I will admit that I have given up trying to understand the stock market, believing it’s all controlled by a room full of monkeys on typewriters that in their spare time help me with this column. But, since it seems the country’s entire financial future is increasingly tied to what these monkey are putting out, there must be some sort of importance to these valuations.

Financial analysts have fallen into two camps when it comes to Sprint: those that can’t believe the carrier’s stock has dropped so much, and those that can’t believe Sprint is still a standalone business. (These two sides are also typically either invested heavily in Sprint or not heavily invested in Sprint. Another one of those irritants that makes me mad with the monkeys pulling the strings.)

Those that can’t believe Sprint’s stock is so low point out that just taking into account the carrier’s spectrum holdings should place a much greater value on Sprint’s overall operations and thus justify a stock price significantly higher than where it sits today. Many of those same people also acquiesce to the notion that concerns regarding Sprint’s ability to turn around its network performance and that current majority owner Softbank’s willingness to continue funding that turn around are legitimate, though perhaps overly hyped, concerns.

But, over hyped or not, investors have obviously given Sprint a very short leash on which to compete with, which unfortunately is a tough way to compete in the current market. (Thanks T-Mobile US!) And, you really can’t blame them. It’s not like Sprint has a strong history of making good network, financial or operational decisions. (Cough … Nextel … cough … WiMAX … cough … Clear Pay.)

Sprint obviously has enough trouble as it is without a roomful of monkeys constantly throwing bananas at it for every decision it makes. I can’t see how it will be possible for Sprint to dig itself out of this mess while at the same time trying to make Wall Street happy.

If Softbank really want’s to turn around Sprint, Masayoshi Son should probably take some of his Alibaba winnings and take Sprint private, especially now as it seems he might be able to do so on the cheap. Otherwise, Sprint’s wild ride on Wall Street will continue to contribute to ailing hearts and provide plenty of fodder for this column.

Thanks for checking out this week’s Worst of the Week column. Here is a quick, but satisfying extra:

–I have always been considered “difficult” when it comes to the whole “G” description of network technologies, just ask my colleagues who I constantly battle with when it comes to what really is “4G.” (I still maintain that we are waiting for a true 4G network to be commercially launched, though the industry’s marketers have obviously decided that day passed years ago. My colleagues think I need to switch to decaf.)

I blame this neurosis on the fact that I came into the industry at a time when 1G was still around, 2G was dominant and 3G was just gaining traction. Who can forget all those wonderful arguments about what technology should be considered 3G waged by the same folks that brought us those wonderful technology wars.

It’s with this background that I find it appalling all the 5G talk that has grown in both din and scope over the past year. I know the guys working behind the scenes on evolving network technologies always need something new to throw their protractors at, and it’s probably good to keep those smart people busy on the next “G” then it would be to have them figure out real problems.

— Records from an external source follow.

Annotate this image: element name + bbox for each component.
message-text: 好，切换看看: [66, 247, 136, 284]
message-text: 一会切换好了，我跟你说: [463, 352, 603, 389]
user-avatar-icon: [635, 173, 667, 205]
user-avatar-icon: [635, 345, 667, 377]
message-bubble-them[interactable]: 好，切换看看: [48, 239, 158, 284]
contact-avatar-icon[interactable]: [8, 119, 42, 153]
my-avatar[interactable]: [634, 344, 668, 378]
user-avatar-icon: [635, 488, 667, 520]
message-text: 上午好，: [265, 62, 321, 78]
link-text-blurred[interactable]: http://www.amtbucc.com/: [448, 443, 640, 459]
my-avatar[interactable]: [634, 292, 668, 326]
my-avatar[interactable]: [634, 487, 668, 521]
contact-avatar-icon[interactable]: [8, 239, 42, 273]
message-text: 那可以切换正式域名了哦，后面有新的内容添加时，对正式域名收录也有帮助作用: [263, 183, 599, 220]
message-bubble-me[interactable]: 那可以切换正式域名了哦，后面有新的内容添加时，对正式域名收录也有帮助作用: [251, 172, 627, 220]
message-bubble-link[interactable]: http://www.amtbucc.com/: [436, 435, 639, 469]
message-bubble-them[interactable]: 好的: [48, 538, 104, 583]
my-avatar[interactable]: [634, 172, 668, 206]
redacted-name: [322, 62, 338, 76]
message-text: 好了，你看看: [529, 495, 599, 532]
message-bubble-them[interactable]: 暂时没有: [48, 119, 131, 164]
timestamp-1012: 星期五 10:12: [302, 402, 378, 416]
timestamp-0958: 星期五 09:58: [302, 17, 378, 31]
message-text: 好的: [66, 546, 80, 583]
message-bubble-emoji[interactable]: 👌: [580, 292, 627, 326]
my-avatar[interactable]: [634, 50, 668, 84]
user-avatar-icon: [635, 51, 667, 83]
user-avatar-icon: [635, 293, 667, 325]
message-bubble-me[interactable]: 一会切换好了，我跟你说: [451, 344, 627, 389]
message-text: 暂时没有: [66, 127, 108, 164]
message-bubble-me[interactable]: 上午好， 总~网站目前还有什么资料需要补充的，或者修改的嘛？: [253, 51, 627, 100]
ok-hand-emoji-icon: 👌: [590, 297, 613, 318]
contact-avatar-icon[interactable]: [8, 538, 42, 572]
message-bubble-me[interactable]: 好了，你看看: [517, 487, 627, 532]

For the most part, I am trying to just brush off this 5G chatter as a necessary evil, and also to keep my focus on the launch of true 4G services. (Who needs more coffee?)

This is all a setup to describe my consternation this week with the near-constant flow of “4.5G” talk coming out of the Mobile World Congress event in Asia.

Look, I know it’s much easier to talk about the technology being worked on by just giving it some random number. But, we all know there will never be a generation of mobile technology that ends with a .5 or .25 or .75. It’s just stupid!

Some tried the same thing when it came to 3G, with various references to HSPA as 3.5G or 3.75G, or with 2G when EDGE was considered 2.5G or 2.75G. End of the day, HSPA was, is and shall always be 3G; same with EDGE being 2G; and the same with nothing ever being 4.5G.

So, let’s cut the crap now before this get’s out of hand, or before I become even more difficult to deal with.